Сорвала я с себя на бегу тапку, ка-ак шваркну!

Вильнула, отпрянула лихостная зверюга к плетню.

Подымаю скворушку – весь что есть в крови.

До чего и свирепа кошачья тварь... Как поддела зубом-иглой, так всю ноженьку от самого верха до крайности развалила.

Промыла я ранение духами (горевал в сундуке пузырёчек в виде виноградной кисти, последний Мишин подарок, до войны ещё в Ташкенте на Восьмой март кланялся теми духами), наскорях промыла я раны, смочила в духах шёлковую нитку с иголкой, зашила всё где надо и перевязала ногу чистой, ещё тёплой от проглажки тряпицей, перевязала натуго.

А ну скинет?

Для надёжности крайки тряпицы прошила, похватала дратвой.

Попервах отлёживался мой пострадалик в сарае, на соломе в ветхом решете. А там, как чуток подправился, сладил ему Митя, дальний наш удружливый сродник, целую вот эту скворечню.

Радости-то что у меня!

Я с домком, и скворушка мой с домком...

Высунешься, бывало, во двор. Выскакнет из оконца своего на крылечко и певун мой, стоит поёт мне с верхов благодарствия.

За лето окреп певец мой.

Осенью в ясный украсливый час отлетел за теплом в чужие края.

По весне, правда, с припозданием наявляется.

Я узнала его по дратве да по синей повязке. Повязка порядком вылиняла.

Заявляется не один, с ладушкой со своей.

Всё б хорошо, да в зиму оккупировали их домок воробьи-быстролёты. Миром не отдают, будто чердаков им, дупел мало.

Ну что ж, отхлынули с битьём. Знатну трёпку учинили скворцы шкодникам: воробей птаха никчемушная, пустая.

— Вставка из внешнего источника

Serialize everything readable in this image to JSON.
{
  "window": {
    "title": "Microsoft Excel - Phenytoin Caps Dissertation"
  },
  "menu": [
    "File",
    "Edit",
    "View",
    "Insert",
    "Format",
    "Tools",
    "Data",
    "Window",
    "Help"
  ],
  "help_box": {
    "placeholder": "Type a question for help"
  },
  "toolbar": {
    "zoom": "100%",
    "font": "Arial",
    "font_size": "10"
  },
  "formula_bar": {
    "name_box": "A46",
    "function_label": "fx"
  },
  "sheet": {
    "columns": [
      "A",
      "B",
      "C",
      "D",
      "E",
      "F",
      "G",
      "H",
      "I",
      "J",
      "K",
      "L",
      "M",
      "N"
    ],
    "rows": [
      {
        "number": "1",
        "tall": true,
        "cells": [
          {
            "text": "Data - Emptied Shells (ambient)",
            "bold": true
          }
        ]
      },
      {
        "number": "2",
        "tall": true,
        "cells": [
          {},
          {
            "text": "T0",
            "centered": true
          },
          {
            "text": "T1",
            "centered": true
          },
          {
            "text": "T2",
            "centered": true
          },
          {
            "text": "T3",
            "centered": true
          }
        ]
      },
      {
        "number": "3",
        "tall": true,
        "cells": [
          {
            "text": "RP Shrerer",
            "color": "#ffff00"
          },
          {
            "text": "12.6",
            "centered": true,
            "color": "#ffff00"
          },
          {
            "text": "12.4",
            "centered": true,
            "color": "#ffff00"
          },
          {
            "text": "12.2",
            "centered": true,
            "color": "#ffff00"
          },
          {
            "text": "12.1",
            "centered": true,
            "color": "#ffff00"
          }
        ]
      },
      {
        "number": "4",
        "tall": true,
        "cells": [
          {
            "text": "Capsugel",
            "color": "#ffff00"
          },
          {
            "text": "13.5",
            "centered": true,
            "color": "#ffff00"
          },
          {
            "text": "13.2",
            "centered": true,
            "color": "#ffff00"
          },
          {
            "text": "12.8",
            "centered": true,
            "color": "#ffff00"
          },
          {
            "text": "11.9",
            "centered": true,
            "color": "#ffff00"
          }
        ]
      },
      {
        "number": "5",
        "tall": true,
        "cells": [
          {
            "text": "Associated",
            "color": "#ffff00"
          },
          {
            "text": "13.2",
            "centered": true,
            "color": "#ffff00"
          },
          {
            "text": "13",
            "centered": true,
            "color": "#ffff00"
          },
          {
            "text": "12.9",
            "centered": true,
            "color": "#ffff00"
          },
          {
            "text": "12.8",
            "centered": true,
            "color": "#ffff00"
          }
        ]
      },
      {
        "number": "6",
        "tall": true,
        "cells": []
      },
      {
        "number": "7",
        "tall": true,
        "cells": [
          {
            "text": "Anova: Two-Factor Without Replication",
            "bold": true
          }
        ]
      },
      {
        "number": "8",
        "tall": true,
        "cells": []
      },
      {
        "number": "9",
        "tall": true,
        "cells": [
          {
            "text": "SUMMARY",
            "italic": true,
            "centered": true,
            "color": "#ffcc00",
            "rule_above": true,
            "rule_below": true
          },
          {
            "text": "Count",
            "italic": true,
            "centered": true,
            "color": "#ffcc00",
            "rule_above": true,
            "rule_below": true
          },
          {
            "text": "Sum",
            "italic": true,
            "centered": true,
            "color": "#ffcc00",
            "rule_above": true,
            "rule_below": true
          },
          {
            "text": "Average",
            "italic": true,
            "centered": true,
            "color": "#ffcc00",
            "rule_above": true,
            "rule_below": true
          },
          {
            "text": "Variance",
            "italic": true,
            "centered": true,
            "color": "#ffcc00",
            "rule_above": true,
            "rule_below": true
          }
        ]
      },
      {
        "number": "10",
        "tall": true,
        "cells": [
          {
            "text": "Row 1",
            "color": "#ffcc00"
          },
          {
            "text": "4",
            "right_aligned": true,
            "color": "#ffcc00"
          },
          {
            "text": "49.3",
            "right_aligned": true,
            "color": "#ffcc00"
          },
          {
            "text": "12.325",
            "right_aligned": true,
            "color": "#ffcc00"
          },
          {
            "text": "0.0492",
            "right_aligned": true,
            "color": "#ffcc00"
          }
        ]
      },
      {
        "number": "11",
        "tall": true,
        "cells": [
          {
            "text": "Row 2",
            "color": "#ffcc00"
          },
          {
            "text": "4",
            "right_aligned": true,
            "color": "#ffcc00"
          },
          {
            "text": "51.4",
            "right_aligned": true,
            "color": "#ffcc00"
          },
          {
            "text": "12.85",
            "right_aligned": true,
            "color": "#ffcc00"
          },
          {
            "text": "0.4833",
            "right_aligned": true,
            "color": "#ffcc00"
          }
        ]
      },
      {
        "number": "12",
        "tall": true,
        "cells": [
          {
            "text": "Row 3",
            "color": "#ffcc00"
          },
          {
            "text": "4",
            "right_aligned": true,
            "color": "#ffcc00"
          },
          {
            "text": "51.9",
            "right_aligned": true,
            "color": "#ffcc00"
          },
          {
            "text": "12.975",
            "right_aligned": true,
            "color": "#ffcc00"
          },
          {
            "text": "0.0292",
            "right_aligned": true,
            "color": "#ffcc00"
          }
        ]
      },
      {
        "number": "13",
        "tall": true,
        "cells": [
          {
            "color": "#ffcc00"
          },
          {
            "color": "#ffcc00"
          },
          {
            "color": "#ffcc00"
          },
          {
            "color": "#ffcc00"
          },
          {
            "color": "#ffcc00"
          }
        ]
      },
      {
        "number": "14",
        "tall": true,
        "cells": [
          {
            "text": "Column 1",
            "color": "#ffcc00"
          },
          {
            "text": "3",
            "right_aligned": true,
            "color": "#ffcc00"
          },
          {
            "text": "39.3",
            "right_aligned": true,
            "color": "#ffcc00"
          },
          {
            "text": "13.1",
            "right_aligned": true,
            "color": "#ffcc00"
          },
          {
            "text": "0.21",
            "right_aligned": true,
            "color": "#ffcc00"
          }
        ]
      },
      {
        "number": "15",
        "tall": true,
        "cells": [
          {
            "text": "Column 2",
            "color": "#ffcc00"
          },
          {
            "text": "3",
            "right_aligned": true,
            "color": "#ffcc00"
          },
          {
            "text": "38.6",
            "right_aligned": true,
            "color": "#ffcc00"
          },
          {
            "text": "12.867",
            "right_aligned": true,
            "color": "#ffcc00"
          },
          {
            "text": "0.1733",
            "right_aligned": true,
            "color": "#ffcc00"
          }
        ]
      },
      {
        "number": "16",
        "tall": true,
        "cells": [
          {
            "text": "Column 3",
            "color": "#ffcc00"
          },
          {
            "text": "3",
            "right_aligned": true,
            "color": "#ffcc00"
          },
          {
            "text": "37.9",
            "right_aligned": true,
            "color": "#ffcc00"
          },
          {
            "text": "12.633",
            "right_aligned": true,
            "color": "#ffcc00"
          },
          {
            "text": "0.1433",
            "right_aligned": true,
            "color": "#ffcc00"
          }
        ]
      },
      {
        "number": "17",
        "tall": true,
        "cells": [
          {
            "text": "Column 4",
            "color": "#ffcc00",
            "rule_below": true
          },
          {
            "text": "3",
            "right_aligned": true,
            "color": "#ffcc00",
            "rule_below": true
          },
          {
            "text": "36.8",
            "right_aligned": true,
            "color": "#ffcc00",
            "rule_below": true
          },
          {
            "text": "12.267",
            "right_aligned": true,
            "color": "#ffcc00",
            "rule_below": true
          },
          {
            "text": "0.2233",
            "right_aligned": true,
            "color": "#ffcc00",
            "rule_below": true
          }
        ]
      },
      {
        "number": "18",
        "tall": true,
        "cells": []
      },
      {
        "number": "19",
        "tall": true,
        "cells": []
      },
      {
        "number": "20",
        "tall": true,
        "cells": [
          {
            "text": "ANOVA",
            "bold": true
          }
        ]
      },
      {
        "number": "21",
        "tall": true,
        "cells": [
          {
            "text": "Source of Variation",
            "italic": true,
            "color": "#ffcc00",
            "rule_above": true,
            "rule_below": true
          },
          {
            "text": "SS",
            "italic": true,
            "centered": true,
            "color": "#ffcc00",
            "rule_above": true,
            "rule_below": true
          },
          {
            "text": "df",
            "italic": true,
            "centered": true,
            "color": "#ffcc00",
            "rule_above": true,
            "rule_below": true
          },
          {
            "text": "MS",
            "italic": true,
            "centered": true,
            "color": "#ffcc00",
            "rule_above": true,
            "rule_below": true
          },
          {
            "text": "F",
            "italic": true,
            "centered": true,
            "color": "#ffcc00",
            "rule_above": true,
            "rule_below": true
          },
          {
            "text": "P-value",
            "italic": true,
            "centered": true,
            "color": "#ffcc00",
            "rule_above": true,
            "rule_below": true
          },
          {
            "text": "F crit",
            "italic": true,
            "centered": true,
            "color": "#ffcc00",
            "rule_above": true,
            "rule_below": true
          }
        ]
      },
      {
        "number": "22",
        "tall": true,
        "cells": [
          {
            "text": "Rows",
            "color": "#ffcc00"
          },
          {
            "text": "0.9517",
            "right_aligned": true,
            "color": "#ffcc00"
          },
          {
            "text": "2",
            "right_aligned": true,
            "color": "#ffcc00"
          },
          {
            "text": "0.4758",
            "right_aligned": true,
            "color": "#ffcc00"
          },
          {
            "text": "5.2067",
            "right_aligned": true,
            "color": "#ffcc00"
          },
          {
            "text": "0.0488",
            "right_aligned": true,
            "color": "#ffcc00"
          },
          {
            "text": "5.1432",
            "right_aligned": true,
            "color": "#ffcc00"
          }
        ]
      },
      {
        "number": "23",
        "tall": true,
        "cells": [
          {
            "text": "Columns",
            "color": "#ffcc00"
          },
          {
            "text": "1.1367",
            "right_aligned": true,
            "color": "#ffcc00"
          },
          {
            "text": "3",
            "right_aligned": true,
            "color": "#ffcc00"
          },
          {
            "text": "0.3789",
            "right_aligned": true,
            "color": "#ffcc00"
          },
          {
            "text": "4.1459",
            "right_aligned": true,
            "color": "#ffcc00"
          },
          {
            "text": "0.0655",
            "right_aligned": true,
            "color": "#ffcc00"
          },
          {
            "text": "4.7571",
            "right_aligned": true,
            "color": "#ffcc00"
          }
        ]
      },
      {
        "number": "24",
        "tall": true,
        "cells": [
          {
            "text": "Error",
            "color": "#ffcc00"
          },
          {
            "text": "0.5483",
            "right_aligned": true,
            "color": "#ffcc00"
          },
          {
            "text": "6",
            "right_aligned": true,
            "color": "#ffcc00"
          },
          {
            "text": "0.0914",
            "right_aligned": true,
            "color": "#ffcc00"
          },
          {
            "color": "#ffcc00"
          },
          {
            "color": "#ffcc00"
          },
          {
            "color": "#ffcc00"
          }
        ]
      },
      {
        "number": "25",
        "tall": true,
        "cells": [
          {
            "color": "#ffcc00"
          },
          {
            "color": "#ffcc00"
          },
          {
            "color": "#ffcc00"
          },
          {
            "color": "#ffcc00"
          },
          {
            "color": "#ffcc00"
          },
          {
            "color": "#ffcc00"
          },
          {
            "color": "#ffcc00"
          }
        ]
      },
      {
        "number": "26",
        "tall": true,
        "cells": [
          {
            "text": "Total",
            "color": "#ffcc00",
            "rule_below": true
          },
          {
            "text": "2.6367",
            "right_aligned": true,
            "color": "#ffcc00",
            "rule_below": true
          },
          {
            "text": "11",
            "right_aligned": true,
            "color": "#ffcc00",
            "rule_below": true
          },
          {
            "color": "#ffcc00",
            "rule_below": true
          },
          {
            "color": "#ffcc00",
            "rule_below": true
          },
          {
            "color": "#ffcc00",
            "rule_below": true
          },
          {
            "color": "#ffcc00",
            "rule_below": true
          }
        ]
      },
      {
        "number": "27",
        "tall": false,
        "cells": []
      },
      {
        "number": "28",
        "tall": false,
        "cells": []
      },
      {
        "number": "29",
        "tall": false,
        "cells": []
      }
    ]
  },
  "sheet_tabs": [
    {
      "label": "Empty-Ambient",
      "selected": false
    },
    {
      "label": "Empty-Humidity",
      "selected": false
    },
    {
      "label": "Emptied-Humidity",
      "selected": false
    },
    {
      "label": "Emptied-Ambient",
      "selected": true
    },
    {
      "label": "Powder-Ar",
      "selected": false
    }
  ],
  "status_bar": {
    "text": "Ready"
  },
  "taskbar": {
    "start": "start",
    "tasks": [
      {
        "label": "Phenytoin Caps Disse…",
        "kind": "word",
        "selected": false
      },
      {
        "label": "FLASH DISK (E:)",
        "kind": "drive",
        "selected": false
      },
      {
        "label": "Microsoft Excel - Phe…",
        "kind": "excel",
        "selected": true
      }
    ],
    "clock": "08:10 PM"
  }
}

Живёт человеку в долг.

Чистоплотные новопоселенцы выстлали домок полынью, вывели блох, зажили себе в любленье, с песнями.

Встанут чем свет мои князь с княжной, счастливятся – милуются. Скворушка поёт-разливается, крылышками трясёт, "воротничок" пушит... И она не сидит мокрой мымрой...

Намилуются, натешат меня, старую, по-орх да полетели.

Видят, идёт корова ль там, овечка ль. Сядут, прокатятся не задарма. Почистят шерсть, выберут линялый волос на гнездо. Не оставят и одной живой мелочи, что всегда досаждает скотинке. Таким ездокам скотинка рада.

Передохну?ли.

Понеслись в поле к тракторам. На вспашке каких только червей не выворачивает!

А не то собирают жуков, гусениц в садах.

Хорошие у моих друзьяков дела!

С днями забот набавилось. Пошли скворчата.